Veteran defense attorney Abbe Lowell, meanwhile, is prepping Plan B. He’ll claim that the gun law is an unconstitutional violation of the Second Amendment by citing a recent decision from the Fifth Circuit Court of Appeals that tossed out the criminal conviction of a marijuana user who possessed a gun. Ironically, Joe Biden’s solicitor general is appealing the very ruling that the president’s son wants to rely on.
Regardless, the Fifth Circuit’s pronouncement covers Louisiana, Texas and Mississippi. It is not binding on Delaware, although the U.S. Supreme Court may have the final say on its validity. But that still leaves two separate counts of making false statements, which carries a maximum penalty of 15 years behind bars upon conviction.

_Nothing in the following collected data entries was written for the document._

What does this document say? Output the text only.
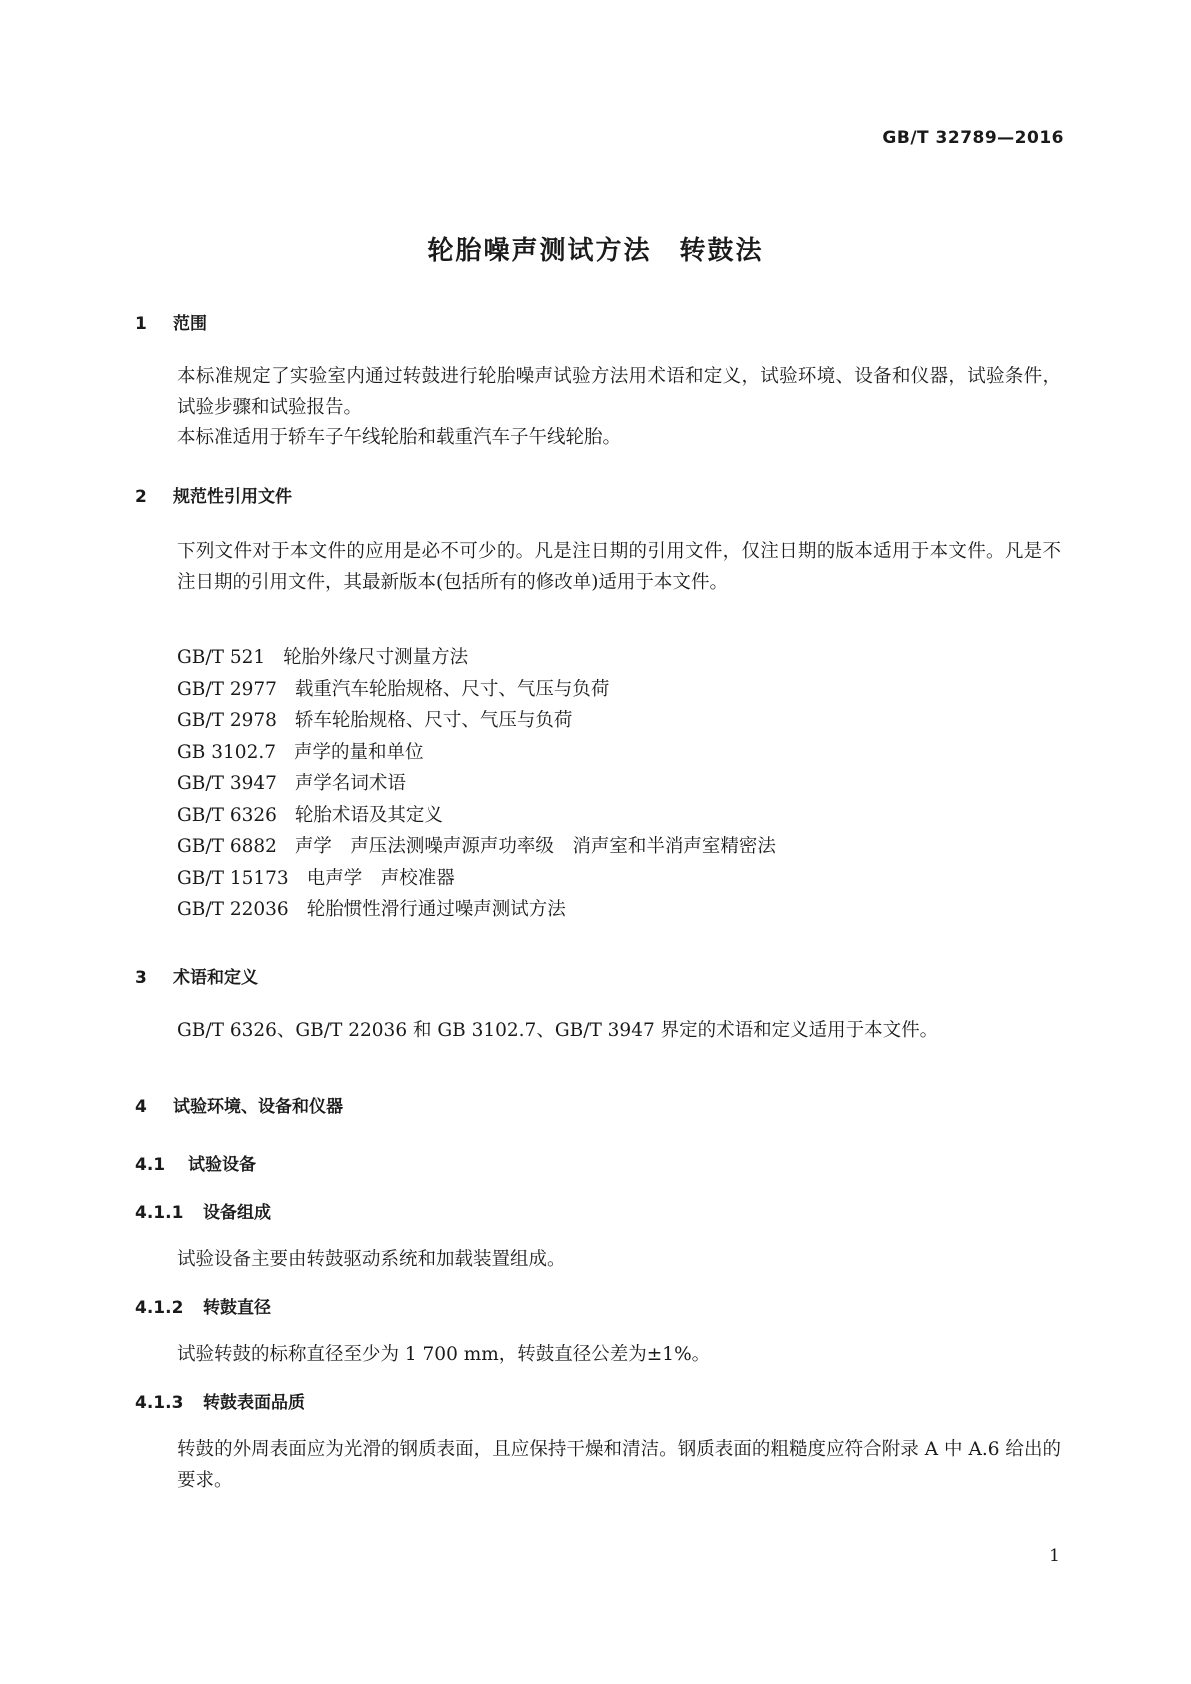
GB/T 32789—2016
轮胎噪声测试方法　转鼓法
1 范围
本标准规定了实验室内通过转鼓进行轮胎噪声试验方法用术语和定义，试验环境、设备和仪器，试验条件，试验步骤和试验报告。
本标准适用于轿车子午线轮胎和载重汽车子午线轮胎。
2 规范性引用文件
下列文件对于本文件的应用是必不可少的。凡是注日期的引用文件，仅注日期的版本适用于本文件。凡是不注日期的引用文件，其最新版本(包括所有的修改单)适用于本文件。
GB/T 521 轮胎外缘尺寸测量方法
GB/T 2977 载重汽车轮胎规格、尺寸、气压与负荷
GB/T 2978 轿车轮胎规格、尺寸、气压与负荷
GB 3102.7 声学的量和单位
GB/T 3947 声学名词术语
GB/T 6326 轮胎术语及其定义
GB/T 6882 声学　声压法测噪声源声功率级　消声室和半消声室精密法
GB/T 15173 电声学　声校准器
GB/T 22036 轮胎惯性滑行通过噪声测试方法
3 术语和定义
GB/T 6326、GB/T 22036 和 GB 3102.7、GB/T 3947 界定的术语和定义适用于本文件。
4 试验环境、设备和仪器
4.1 试验设备
4.1.1 设备组成
试验设备主要由转鼓驱动系统和加载装置组成。
4.1.2 转鼓直径
试验转鼓的标称直径至少为 1 700 mm，转鼓直径公差为±1%。
4.1.3 转鼓表面品质
转鼓的外周表面应为光滑的钢质表面，且应保持干燥和清洁。钢质表面的粗糙度应符合附录 A 中 A.6 给出的要求。
1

If the past is prologue, Weiss —who was elevated by Attorney General Merrick Garland to special counsel— won’t let that happen. He’ll likely conjure up another lenient deal or otherwise drag his feet by letting the case collect dust balls through the upcoming election cycle.
How do we know this? Because Weiss spent five years dithering in the face of compelling evidence that Hunter committed far more serious felonies of influence peddling, bribery, conspiracy, money laundering, foreign lobbying crimes, obstruction of justice, tax fraud and tax evasion. Those schemes netted tens of millions of dollars from overseas adversaries by appearing to sell access to Joe Biden and promises of future influence.

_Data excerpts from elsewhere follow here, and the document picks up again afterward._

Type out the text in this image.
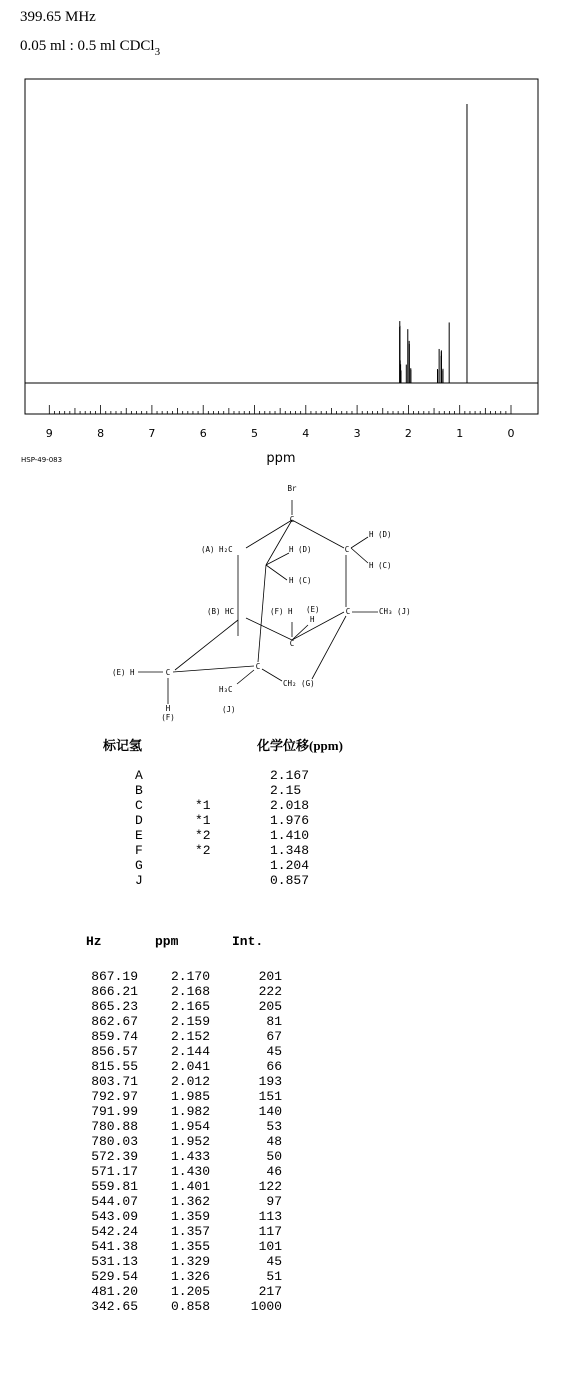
399.65 MHz
0.05 ml : 0.5 ml CDCl$_3$
9	8	7	6	5	4	3	2	1	0
ppm
HSP-49-083
Br
C
H (D)
H (C)
(A) H₂C	H (D)
H (C)
C
(B) HC	(F) H (E)
H
C
C	CH₃ (J)
(E) H	C
C
CH₂ (G)
H₃C
(J)
H
(F)
标记氢	化学位移(ppm)
A	2.167
B	2.15
C	*1	2.018
D	*1	1.976
E	*2	1.410
F	*2	1.348
G	1.204
J	0.857
Hz	ppm	Int.
867.19	2.170	201
866.21	2.168	222
865.23	2.165	205
862.67	2.159	81
859.74	2.152	67
856.57	2.144	45
815.55	2.041	66
803.71	2.012	193
792.97	1.985	151
791.99	1.982	140
780.88	1.954	53
780.03	1.952	48
572.39	1.433	50
571.17	1.430	46
559.81	1.401	122
544.07	1.362	97
543.09	1.359	113
542.24	1.357	117
541.38	1.355	101
531.13	1.329	45
529.54	1.326	51
481.20	1.205	217
342.65	0.858	1000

Yet, no charges have ever been brought. Indeed, Weiss deliberately allowed the statutes of limitations to run on many of the suspected crimes. Hunter’s lawyers were tipped off about a surprise interview. A search of Hunter’s storage locker was halted despite probable cause being established. Privileged information was secretly divulged. Investigators were blocked from asking about Joe Biden’s involvement, instructed to ignore Hunter’s incriminating laptop, and told to ignore the immense paper trail of overseas wire transfers. A written agreement to bring six felony charges against Hunter was scuttled.

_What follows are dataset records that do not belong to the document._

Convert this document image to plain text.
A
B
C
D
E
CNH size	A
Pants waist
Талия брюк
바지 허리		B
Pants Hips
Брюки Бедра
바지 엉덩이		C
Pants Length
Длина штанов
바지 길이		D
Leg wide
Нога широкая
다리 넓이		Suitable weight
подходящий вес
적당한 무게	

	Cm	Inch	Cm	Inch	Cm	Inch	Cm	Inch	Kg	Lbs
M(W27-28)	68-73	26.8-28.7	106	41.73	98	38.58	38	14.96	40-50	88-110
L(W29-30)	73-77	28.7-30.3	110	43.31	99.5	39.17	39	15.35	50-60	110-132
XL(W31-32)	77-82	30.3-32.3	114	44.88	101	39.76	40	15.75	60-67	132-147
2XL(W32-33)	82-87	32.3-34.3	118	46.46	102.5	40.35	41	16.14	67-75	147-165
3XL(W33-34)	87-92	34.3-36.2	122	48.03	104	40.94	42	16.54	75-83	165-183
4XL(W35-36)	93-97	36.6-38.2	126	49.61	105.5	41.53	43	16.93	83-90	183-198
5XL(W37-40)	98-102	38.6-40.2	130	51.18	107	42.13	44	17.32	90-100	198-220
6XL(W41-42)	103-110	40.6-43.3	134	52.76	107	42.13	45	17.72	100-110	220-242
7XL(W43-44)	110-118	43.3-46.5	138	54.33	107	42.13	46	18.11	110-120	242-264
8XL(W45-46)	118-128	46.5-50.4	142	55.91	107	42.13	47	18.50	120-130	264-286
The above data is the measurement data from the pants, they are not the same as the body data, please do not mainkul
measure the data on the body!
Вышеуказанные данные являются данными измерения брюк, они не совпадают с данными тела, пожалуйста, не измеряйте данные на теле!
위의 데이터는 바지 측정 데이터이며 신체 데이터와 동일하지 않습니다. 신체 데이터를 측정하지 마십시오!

Who does that? A corrupt or incompetent U.S. Attorney who’s been running an obvious protection racket to shield his boss, the president, who is implicated as complicit in his son’s scams and schemes.
Weiss almost got away with it until two IRS whistleblowers stepped forward to reveal the chicanery. They informed Congress of the constant political interference and preferential treatment that slow-walked the investigation, suppressed evidence, and diverted the case.
Now exposed, perhaps Weiss has experienced an epiphany. Maybe he will suddenly embrace the rule of law and aggressively pursue the escalating evidence of pervasive crimes committed.
But something tells me that lottery tickets are a better bet.